Robustness Analysis of Machine Learning-Based And Hashes-Based Malware Detectors
In the current Digital Era, malware complexity is increasing exponentially, which exposes people from society to government infrastructure against threats of privacy, data leaks and ransomware. While both industry and academic research proposed various detection methods, malware developers often resort to modification techniques to obfuscate their malware, preserving functionality while altering the binary code syntax and structure. This adaption allows them to evade existing detection methods.
This thesis undertakes a comprehensive analysis of the modification (or obfuscation) techniques employed in malware. Specifically, we investigate the impact of these modified malware on a range of anti-malware detection techniques, including Hashing, Raw Bytes analysis, and Feature-Based Machine Learning models. Our methodologies span from the manipulation of control flow graphs by displacing instructions to the application of virtualisation techniques for generating obfuscated malware.

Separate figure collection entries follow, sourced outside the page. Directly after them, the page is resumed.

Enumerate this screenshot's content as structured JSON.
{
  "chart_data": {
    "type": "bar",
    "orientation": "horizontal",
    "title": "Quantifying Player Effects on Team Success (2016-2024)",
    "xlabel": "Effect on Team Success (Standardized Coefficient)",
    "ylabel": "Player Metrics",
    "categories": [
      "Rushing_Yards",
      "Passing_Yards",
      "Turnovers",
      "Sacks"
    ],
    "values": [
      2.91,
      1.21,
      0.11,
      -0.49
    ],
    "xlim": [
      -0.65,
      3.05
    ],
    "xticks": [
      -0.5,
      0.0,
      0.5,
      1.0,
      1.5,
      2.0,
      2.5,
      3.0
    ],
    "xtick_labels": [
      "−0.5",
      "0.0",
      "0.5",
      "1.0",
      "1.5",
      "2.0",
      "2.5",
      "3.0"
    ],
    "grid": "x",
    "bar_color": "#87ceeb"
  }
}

The results of our analysis highlight a concerning inadequacy in Raw Bytes-based detectors when confronted with today’s sophisticated obfuscated malware. However, our graph-based classifier demonstrates a remarkable ability to detect newly transformed malware, which rely on displacement-based obfuscation, with an impressive 98% accuracy. This insight exposes vulnerabilities in conventional and state-of-the-art detection mechanisms when dealing with evolving obfuscated threats.
Our research not only contributes to the current understanding of malware evolution and detection but also paves the way for more proactive threat detection strategies. It serves as an important stepping stone in the ongoing efforts to safeguard society from the multifaceted repercussions of digital threat vectors.